El envejecimiento poblacional impacta directamente en la viabilidad de los sistemas de salud pública y de pensiones. La tasa de dependencia, que mide la relación entre jubilados y personas en edad laboral, se sitúa hoy en el 33,9%, pero podría subir al 60% para el año 2100. Esto significaría que habría menos de dos trabajadores activos por cada pensionista.

Por otro lado, el segmento de personas mayores de 80 años podría triplicarse en la Unión Europea, pasando del 6,1% actual al 15,3% en 2100. Esta transformación exigirá una adaptación profunda de las infraestructuras y las políticas estatales. Es importante reiterar que las valoraciones de la Silver Economy a menudo excluyen los costos de cuidados de larga duración asumidos por el sector público.

Al respecto, se advierte sobre la urgencia de tomar acciones:

“Si la UE no adopta las medidas apropiadas, corre el riesgo de enfrentar una desaceleración del crecimiento económico y una presión significativa sobre su modelo social.”

Estrategias clave ante la crisis demográfica en Europa

Para mitigar estos efectos, se proponen cuatro líneas de acción fundamentales. La primera se centra en fomentar la inmigración de población joven para robustecer la fuerza laboral. La segunda busca implementar políticas que estimulen la natalidad, tales como subsidios familiares y una red más amplia de servicios de cuidado para infantes.

La caída de la natalidad en Europa profundiza el envejecimiento poblacional y acelera la presión sobre los sistemas económicos y sociales. (Jesús Hellín / Europa Press)

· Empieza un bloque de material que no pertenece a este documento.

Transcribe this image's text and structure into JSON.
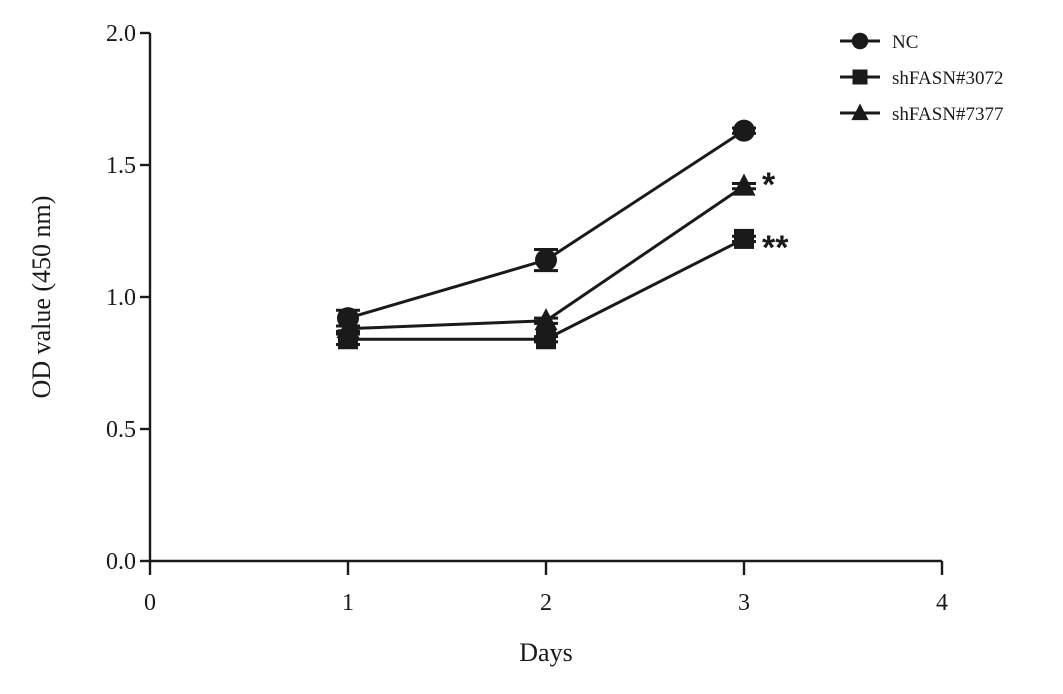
{
  "chart_data": {
    "type": "line",
    "title": "",
    "xlabel": "Days",
    "ylabel": "OD  value (450 nm)",
    "xlim": [
      0,
      4
    ],
    "ylim": [
      0.0,
      2.0
    ],
    "x_ticks": [
      0,
      1,
      2,
      3,
      4
    ],
    "y_ticks": [
      0.0,
      0.5,
      1.0,
      1.5,
      2.0
    ],
    "x_tick_labels": [
      "0",
      "1",
      "2",
      "3",
      "4"
    ],
    "y_tick_labels": [
      "0.0",
      "0.5",
      "1.0",
      "1.5",
      "2.0"
    ],
    "legend_position": "top-right",
    "grid": false,
    "series": [
      {
        "name": "NC",
        "marker": "circle",
        "x": [
          1,
          2,
          3
        ],
        "y": [
          0.92,
          1.14,
          1.63
        ],
        "err": [
          0.03,
          0.04,
          0.01
        ]
      },
      {
        "name": "shFASN#3072",
        "marker": "square",
        "x": [
          1,
          2,
          3
        ],
        "y": [
          0.84,
          0.84,
          1.22
        ],
        "err": [
          0.02,
          0.01,
          0.01
        ]
      },
      {
        "name": "shFASN#7377",
        "marker": "triangle",
        "x": [
          1,
          2,
          3
        ],
        "y": [
          0.88,
          0.91,
          1.42
        ],
        "err": [
          0.01,
          0.01,
          0.01
        ]
      }
    ],
    "annotations": [
      {
        "text": "*",
        "series": "shFASN#7377",
        "x": 3
      },
      {
        "text": "**",
        "series": "shFASN#3072",
        "x": 3
      }
    ]
  }
}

El tercer pilar consiste en prolongar la vida laboral, incentivando a los trabajadores a permanecer activos más tiempo en el mercado antes de su jubilación. Finalmente, la apuesta por la innovación tecnológica, especialmente en AgeTech e inteligencia artificial, es vista como una solución para cubrir la falta de mano de obra y elevar la calidad de vida de los ciudadanos de mayor edad.

La cooperación entre las naciones será determinante para mantener la sostenibilidad del bienestar europeo. En conclusión, la Silver Economy ha dejado de ser un nicho para convertirse en el corazón de la transformación económica global del siglo XXI.